Big Data Engineer
Kaizen Analytix LLC, an analytics products and services company delivering unmatched speed to value through analytics solutions and actionable business insights, is seeking qualified candidates for the role of Big Data Engineer. We are looking for highly skilled and experienced professionals responsible for designing, developing, and maintaining data pipelines and data warehouses using the Hadoop ecosystem, including HDFS, Spark, Hive, HBase, Sqoop, Pig, Oozie or equivalent cloud offerings such as AWS EMR, GCP Dataproc, Azure HDInsights.
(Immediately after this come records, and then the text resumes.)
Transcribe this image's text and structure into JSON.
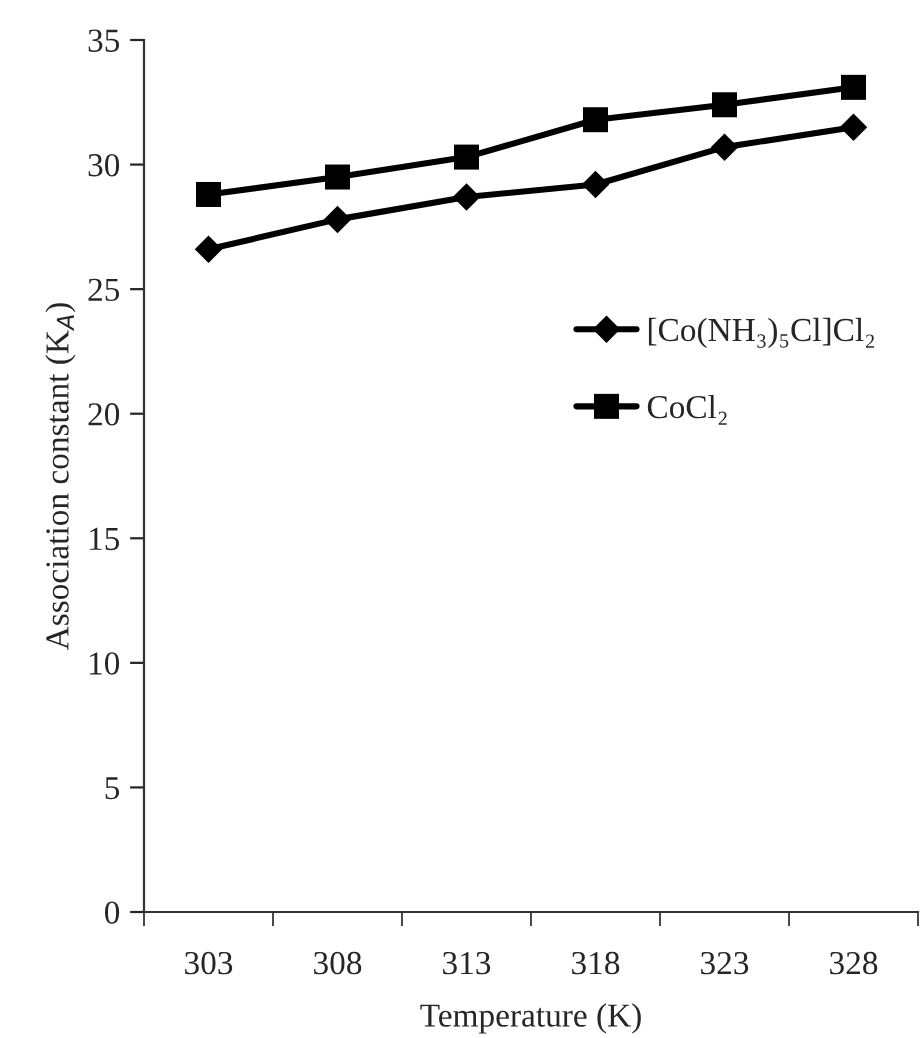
{
  "chart_data": {
    "type": "line",
    "xlabel": "Temperature (K)",
    "ylabel": "Association constant (K$_{A}$)",
    "categories": [
      "303",
      "308",
      "313",
      "318",
      "323",
      "328"
    ],
    "series": [
      {
        "name": "[Co(NH₃)₅Cl]Cl₂",
        "color": "#000000",
        "marker": "diamond",
        "values": [
          26.6,
          27.8,
          28.7,
          29.2,
          30.7,
          31.5
        ]
      },
      {
        "name": "CoCl₂",
        "color": "#000000",
        "marker": "square",
        "values": [
          28.8,
          29.5,
          30.3,
          31.8,
          32.4,
          33.1
        ]
      }
    ],
    "ylim": [
      0,
      35
    ],
    "yticks": [
      0,
      5,
      10,
      15,
      20,
      25,
      30,
      35
    ],
    "grid": false,
    "legend": "right",
    "line_style": "solid"
  }
}
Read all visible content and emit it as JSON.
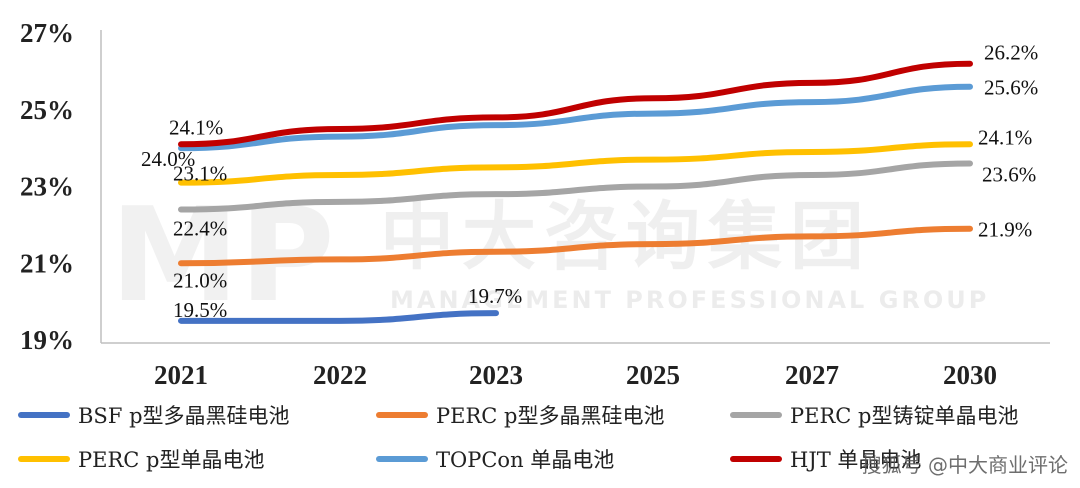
{
  "chart_data": {
    "type": "line",
    "categories": [
      "2021",
      "2022",
      "2023",
      "2025",
      "2027",
      "2030"
    ],
    "y_ticks": [
      "19%",
      "21%",
      "23%",
      "25%",
      "27%"
    ],
    "ylim": [
      19,
      27
    ],
    "grid": false,
    "legend_position": "bottom",
    "series": [
      {
        "name": "BSF p型多晶黑硅电池",
        "color": "#4472C4",
        "values": [
          19.5,
          19.5,
          19.7,
          null,
          null,
          null
        ],
        "labels": {
          "0": "19.5%",
          "2": "19.7%"
        }
      },
      {
        "name": "PERC p型多晶黑硅电池",
        "color": "#ED7D31",
        "values": [
          21.0,
          21.1,
          21.3,
          21.5,
          21.7,
          21.9
        ],
        "labels": {
          "0": "21.0%",
          "5": "21.9%"
        }
      },
      {
        "name": "PERC p型铸锭单晶电池",
        "color": "#A5A5A5",
        "values": [
          22.4,
          22.6,
          22.8,
          23.0,
          23.3,
          23.6
        ],
        "labels": {
          "0": "22.4%",
          "5": "23.6%"
        }
      },
      {
        "name": "PERC p型单晶电池",
        "color": "#FFC000",
        "values": [
          23.1,
          23.3,
          23.5,
          23.7,
          23.9,
          24.1
        ],
        "labels": {
          "0": "23.1%",
          "5": "24.1%"
        }
      },
      {
        "name": "TOPCon 单晶电池",
        "color": "#5B9BD5",
        "values": [
          24.0,
          24.3,
          24.6,
          24.9,
          25.2,
          25.6
        ],
        "labels": {
          "0": "24.0%",
          "5": "25.6%"
        }
      },
      {
        "name": "HJT 单晶电池",
        "color": "#C00000",
        "values": [
          24.1,
          24.5,
          24.8,
          25.3,
          25.7,
          26.2
        ],
        "labels": {
          "0": "24.1%",
          "5": "26.2%"
        }
      }
    ]
  },
  "watermark": {
    "big": "中大咨询集团",
    "small": "MANAGEMENT PROFESSIONAL GROUP",
    "logo": "MP"
  },
  "footer": "搜狐号 @中大商业评论"
}
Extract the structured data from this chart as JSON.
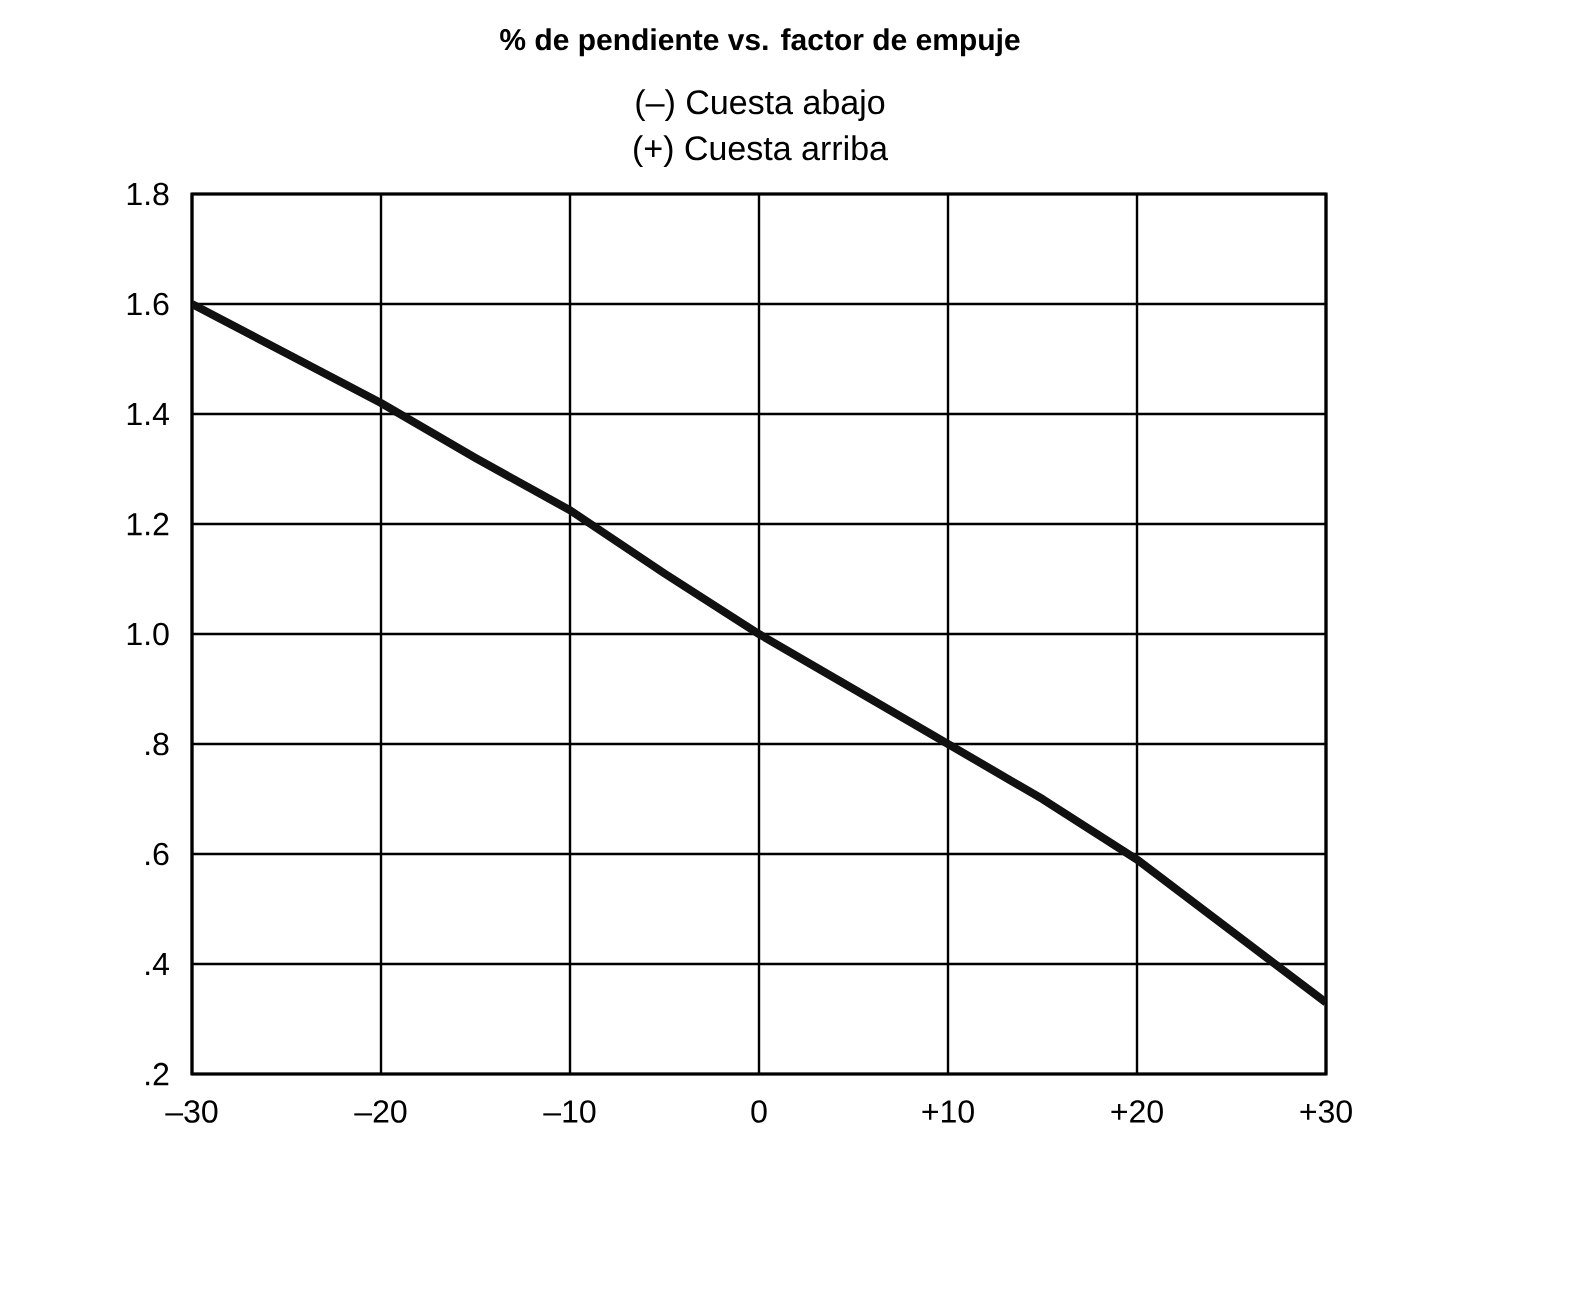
{
  "chart_data": {
    "type": "line",
    "title": "% de pendiente vs. factor de empuje",
    "subtitle": "(–) Cuesta abajo",
    "annotations": [
      "(+) Cuesta arriba"
    ],
    "x": [
      -30,
      -25,
      -20,
      -15,
      -10,
      -5,
      0,
      5,
      10,
      15,
      20,
      25,
      30
    ],
    "series": [
      {
        "color": "#111111",
        "values": [
          1.6,
          1.51,
          1.42,
          1.32,
          1.225,
          1.11,
          1.0,
          0.9,
          0.8,
          0.7,
          0.59,
          0.46,
          0.33
        ]
      }
    ],
    "xlim": [
      -30,
      30
    ],
    "xticks": [
      {
        "value": -30,
        "label": "–30"
      },
      {
        "value": -20,
        "label": "–20"
      },
      {
        "value": -10,
        "label": "–10"
      },
      0,
      {
        "value": 10,
        "label": "+10"
      },
      {
        "value": 20,
        "label": "+20"
      },
      {
        "value": 30,
        "label": "+30"
      }
    ],
    "ylim": [
      0.2,
      1.8
    ],
    "yticks": [
      {
        "value": 0.2,
        "label": ".2"
      },
      {
        "value": 0.4,
        "label": ".4"
      },
      {
        "value": 0.6,
        "label": ".6"
      },
      {
        "value": 0.8,
        "label": ".8"
      },
      {
        "value": 1.0,
        "label": "1.0"
      },
      1.2,
      1.4,
      1.6,
      1.8
    ],
    "grid": true,
    "marker": "none",
    "line_style": "solid"
  }
}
The ideal candidate will have a robust understanding of data engineering principles and best practices, along with experience working with massive datasets.
Responsibilities:
Analysis and Design
- Conducts fact-gathering sessions with users.
- Consults with Technical Managers and Business Owners to identify and analyze technological needs and problems.
- Performs data flow diagramming and/or process modeling (code architecture).
- Designs, develops, and maintains data pipelines and data warehouses on the desired cloud platforms (e.g., AWS, GCP, Azure).
- Works with stakeholders to gather requirements and define data models.
- Develops and deploys data pipelines on Cloud Platforms using big data tools and services.
- Implements data quality checks and monitoring.
- Troubleshoots data issues and performance problems.
- Works with other engineers to develop and maintain the company's data infrastructure.
- Stays up to date on the latest data engineering technologies and trends.
Strategy Alignment
- Works with other technical team members to continually improve implementation strategies, development standards, and other departmental processes and documentation.
- Provides technical assistance and mentoring to lower-level Data Engineers.
- Communicates plans, status, and issues to management regularly.
- Adheres to department standards, policies, procedures, and industry best practices.
Job Requirements:
- Bachelor's/master’s degree in computer science, Information Systems, or a related field.
- 4+ years of experience in data engineering and big data tools.
- Experience in any migration projects that involve data warehousing, migrating databases from one technology to a different technology.
- Strong Scala/Java programming for developing ETL scripts.
- Robust understanding of data engineering principles and best practices.
- Solid implementation knowledge of Spark using Scala/Java.
- Proficient in Map Reduce, big data file formats, partitioning, replica maintenance compression techniques.
- Experience with any cloud platform and their offerings of the Hadoop toolsets such as Google Cloud Platform - Dataproc, Cloud Dataflow, and Cloud Data Fusion, AWS Elastic Map-Reduce.
- Experience with data modeling and data warehousing.
- Experience with data quality checks and monitoring.
- Must be familiar with CI/CD pipelines and proficient in using tools like Jenkins, Cloud Build, and TeamCity for creating required pipelines for CI/CD.
- Self-motivated with the ability to propose solutions and workarounds and meet strict deadlines.
- Ability to troubleshoot key customer implementation issues and drive them to successful resolution.
- Capability to partner with domain architects to develop the end-to-end solution architecture, including application, infrastructure, data, integration, and security domains.
Good-To-Have:
- Professional Data Engineer Certification is preferred.
- Knowledge in Python Fundamentals and HiveQL/SQL is favorable.
- Experience with social media data analytics involving high volume and high-frequency data.
- Experience in application development projects focusing on data engineering activities using any of the programming languages (Python, SQL, Java) is desirable.
- Prior experience with big data tools and concepts such as Hadoop, MapReduce, Spark, Hive, HBase, Apache Airflow (orchestration) will be advantageous.